N° RG 21/01185 - N° Portalis DBV2-V-B7F-IW7P

COUR D'APPEL DE ROUEN

CHAMBRE SOCIALE ET DES AFFAIRES DE

SECURITE SOCIALE

ARRET DU 13 DECEMBRE 2024

DÉCISION DÉFÉRÉE :

19/00574

Jugement du POLE SOCIAL DU TJ DE ROUEN du 05 Février 2021

APPELANTE :

Madame [F] [O]-[K]

[Adresse 1]

[Localité 3]

représentée par Me Laetitia ROUSSINEAU de l'AARPI ROUSSINEAU AVOCATS, avocat au barreau de ROUEN

INTIMEES :

[4]

[Adresse 5]

[Localité 8]

représenté par Me Élise VATINEL de la SELARL DBF ET ASSOCIÉS, avocat au barreau de ROUEN substituée par Me Laurine HERVIEU-HARNISCH, avocat au barreau de ROUEN

CAISSE PRIMAIRE D'ASSURANCE MALADIE RED

[Adresse 2]

[Localité 8]

représentée par Me Vincent BOURDON, avocat au barreau de ROUEN

COMPOSITION DE LA COUR  :

En application des dispositions de l'article 945-1 du Code de procédure civile, l'affaire a été plaidée et débattue à l'audience du 17 Octobre 2024 sans opposition des parties devant Madame DE BRIER, Conseillère, magistrat chargé d'instruire l'affaire.

Le magistrat rapporteur a rendu compte des plaidoiries dans le délibéré de la Cour composée de :

Madame BIDEAULT, Présidente

Madame POUGET, Conseillère

Madame DE BRIER, Conseillère

GREFFIER LORS DES DEBATS :

Mme WERNER, Greffière

DEBATS :

A l'audience publique du 17 octobre 2024, où l'affaire a été mise en délibéré au 13 décembre 2024

ARRET :

CONTRADICTOIRE

Prononcé le 13 Décembre 2024, par mise à disposition de l'arrêt au greffe de la Cour, les parties en ayant été préalablement avisées dans les conditions prévues au deuxième alinéa de l'article 450 du Code de procédure civile,

signé par Madame BIDEAULT, Présidente et par M. GUYOT, Greffier lors du prononcé.

* * *

FAITS ET PROCÉDURE

Par jugement du 5 février 2021, notifié à Mme [F] [O] le 19 février 2021 (date de réception), le tribunal judiciaire de Rouen, pôle social, l'a déboutée de sa demande de reconnaissance d'une faute inexcusable (en retenant que l'existence d'une maladie professionnelle n'était pas établie) et l'a condamnée à payer à l'[4] la somme de 1 500 euros sur le fondement de l'article 700 du code de procédure civile.

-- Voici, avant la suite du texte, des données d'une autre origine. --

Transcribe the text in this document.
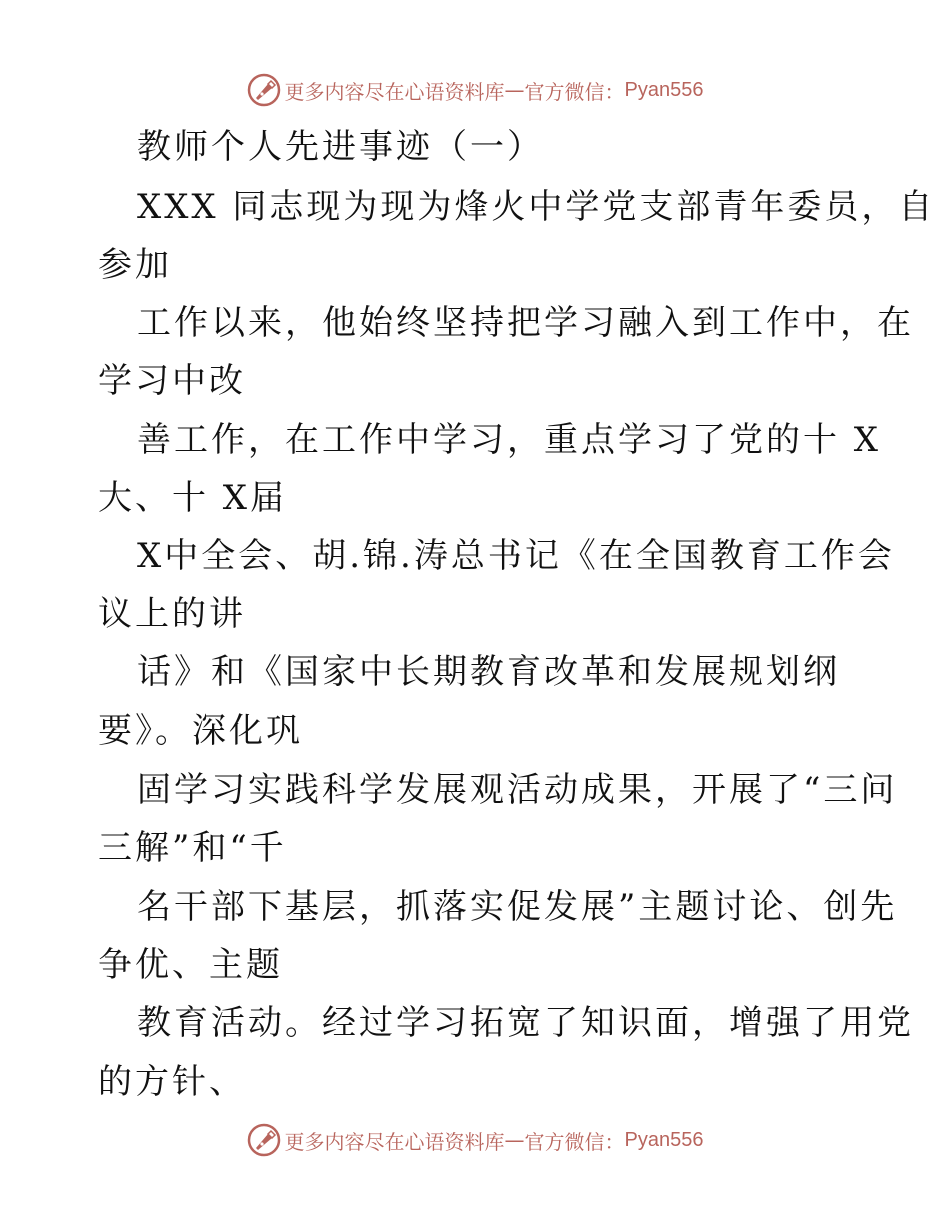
更多内容尽在心语资料库 — 官方微信： Pyan556
教师个人先进事迹（一）
XXX 同志现为现为烽火中学党支部青年委员，自
参加
工作以来，他始终坚持把学习融入到工作中，在
学习中改
善工作，在工作中学习，重点学习了党的十 X
大、十 X届
X中全会、胡.锦.涛总书记《在全国教育工作会
议上的讲
话》和《国家中长期教育改革和发展规划纲
要》。深化巩
固学习实践科学发展观活动成果，开展了“三问
三解”和“千
名干部下基层，抓落实促发展”主题讨论、创先
争优、主题
教育活动。经过学习拓宽了知识面，增强了用党
的方针、
更多内容尽在心语资料库 — 官方微信： Pyan556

Par déclaration expédiée le 18 mars 2021, Mme [O] a fait appel.

Pour plus ample exposé des faits et de la procédure, il est renvoyé à l'arrêt rendu le 12 janvier 2024 par lequel la présente cour a infirmé le jugement et, statuant à nouveau et y ajoutant, a :

- dit que l'[4] avait commis une faute inexcusable à l'origine de la maladie professionnelle de Mme [O],

- ordonné la majoration au taux maximum de la rente versée à Mme [O],

- dit que la majoration de rente suivrait l'aggravation du taux d'incapacité permanente partielle dans les mêmes proportions et que les préjudices personnels seraient réévalués en cas de rechute ou d'aggravation des séquelles,

- avant dire droit sur l'indemnisation des préjudices allégués par Mme [O], a ordonné une expertise avec mission de :

- recueillir les déclarations des parties et éventuellement celles de toute personne informée, prendre connaissance de tous documents utiles,

- examiner Mme [O], décrire son état, décrire les lésions dont elle est atteinte qui sont imputables à la maladie professionnelle dont elle est atteinte, en mentionnant l'existence d'éventuels états antérieurs,

- donner à la cour tous éléments aux fins d'évaluation des préjudices allégués par la victime au titre :

1. du déficit fonctionnel temporaire,

2. de la nécessité de l'assistance d'une tierce personne avant consolidation, et en quantifier le besoin en heure/jour ou par semaine,

3. des souffrances endurées avant consolidation de son état,

4. du préjudice esthétique, temporaire et définitif,

5. du préjudice d'agrément qui pourrait être allégué par la victime en donnant un avis médical sur l'impossibilité de se livrer à des activités spécifiques sportives ou de loisir, et son caractère définitif, sans prendre position sur l'existence ou non d'un préjudice afférent à cette allégation,

6. du préjudice sexuel,

7. du déficit fonctionnel permanent dans ses dimensions de souffrances physiques et psychologiques, d'atteinte aux fonctions physiologiques de la victime et de troubles dans les conditions d'existence, en chiffrant, par référence au "Barème indicatif des déficits fonctionnels séquellaires en droit commun" le taux éventuel du déficit imputable à l'accident du travail/la maladie professionnelle ; dans l'hypothèse d'un état antérieur, préciser en quoi l'accident a eu une incidence sur celui-ci et décrire les conséquences de cette situation,

- fixé à 2 000 euros la provision à valoir sur l'indemnisation des préjudices.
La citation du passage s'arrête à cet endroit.